Man schrieb das Jahr 1972, als die Bundesbahn eine glänzende Idee zum 50. Geburtstag des deutschen Eisenbahnverbands hatte – ein günstiges Bahnticket für junge Leute unter 21, mit dem sie einen ganzen Monat lang durch 21 europäische Länder reisen konnten. Die Idee fiel auf fruchtbaren Boden, schon im ersten Jahr genossen 85 000 Jugendliche die neue, die grenzenlose Freiheit buchstäblich in vollen Zügen.
Schließlich war das Ticket, das zwar nicht die Welt aber immerhin Europas Metropolen öffnete, mit 235 D-Mark durchaus erschwinglich, und – noch wichtiger – es machte unabhängig von den Eltern, frei. Man griff sich Schlafsack und Isomatte, schnallte sich den Rucksack auf den Rücken und auf ging’s. Man schlief mal in der Jugendherberge, mal am Strand und – zwischendurch immer wieder – auch in den D-Zügen, deren Gänge zum Massenlager mutierten. Denn die Reisekasse war knapp, billig war Trumpf. Billigunterkünfte und Flohmärkte, billige Kneipen und zentral gelegene Parks waren gefragt. Man tauschte Erfahrungen aus, kam sich näher, Freundschaften wurden geschlossen, Liebesabenteuer begannen – und manches Mal reiste man gemeinsam weiter.

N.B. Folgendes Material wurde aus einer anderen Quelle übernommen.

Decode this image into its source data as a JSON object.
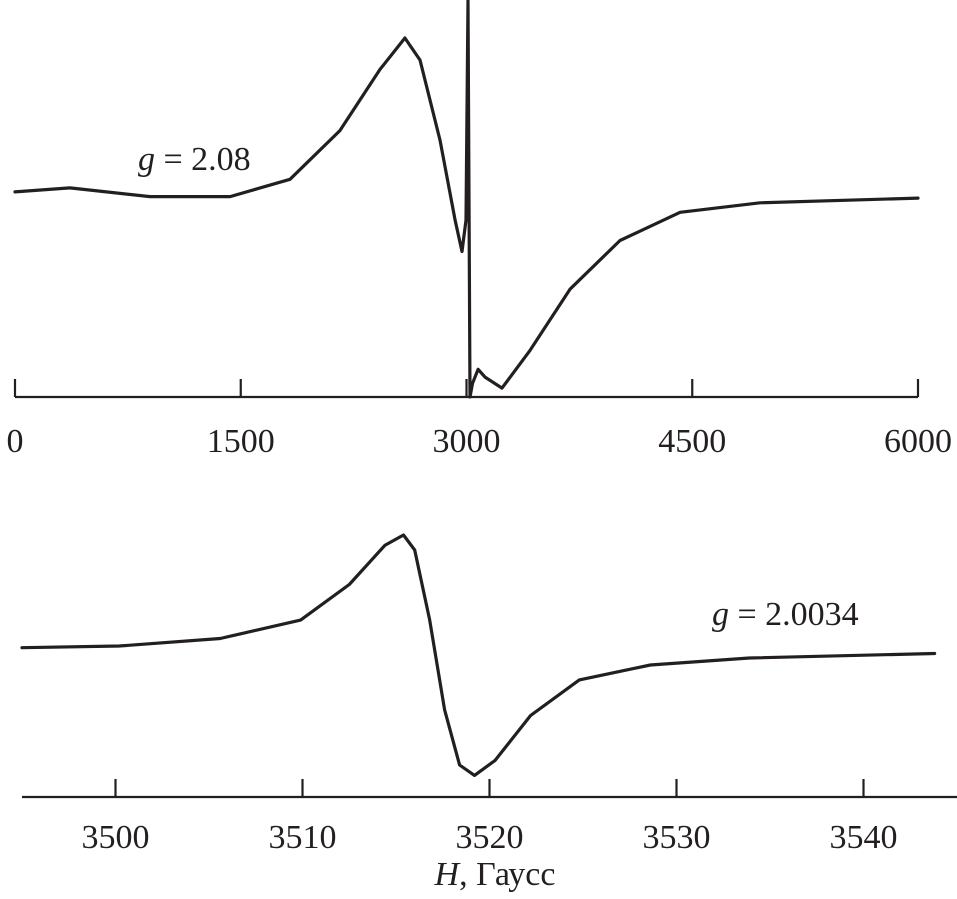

Vierzig Jahre ist das her, Interrail wurde zur Erfolgsgeschichte: Inzwischen sind mehr als acht Millionen Menschen mit dem Interrail-Pass quer durch Europa, in die Türkei und nach Marokko gefahren – allein 1,3 Millionen Deutsche. Längst sind es nicht mehr nur junge Leute, die sich per Interrail durchs europäische Schienennetz treiben lassen. Ganze Familien nützen das grenzenlose Ticket zur Flatrate, das ihnen kein Ziel vorgibt, sondern ihnen alle Freiheit lässt: Heute Paris, morgen Amsterdam, übermorgen Berlin, Prag, Budapest… Und mittlerweile können auch die in die Jahre gekommenen Interrailer wieder auf den Zug aufspringen. Seit 1999 gibt es keine Altersbegrenzung mehr und seit 1985 schon können mit dem Ticket neben Zügen auch Schiffspassagen auf der Ostsee und im Mittelmeer genutzt werden.
Mit neuen Konzepten für einen erweiterten Kundenkreis setzt sich die Bahn auch gegen die Konkurrenz der Billigflieger zur Wehr. Seit 2007 kann man mit selbst in der ersten Klasse mit einem Interrail-Pass unterwegs sein und ist für 880 Euro einen Monat lang flexibel. Auch sonst gibt es die unterschiedlichsten Möglichkeiten und Preise. Zwischen 175 und 422 Euro zahlen Jugendliche heute für einen Interrail-Pass, je nachdem wie viele der mittlerweile 30 Länder sie bereisen und an wie vielen Tagen sie den Zug benutzen wollen, für Senioren kostet der Spaß zwischen 241 und 575 Euro.
Soviel musste Manfred Weis nicht ausgeben, als er vor 25 Jahren mit einem Interrail-Ticket den Rekord im Europa-Reisen aufstellte: 36 Länder schaffte der Karlsruher in einem Monat. Ein Rekord, der es ins Guinness Buch der Rekorde geschafft hat und den dem passionierten Bahnfahrer bisher noch niemand streitig gemacht hat.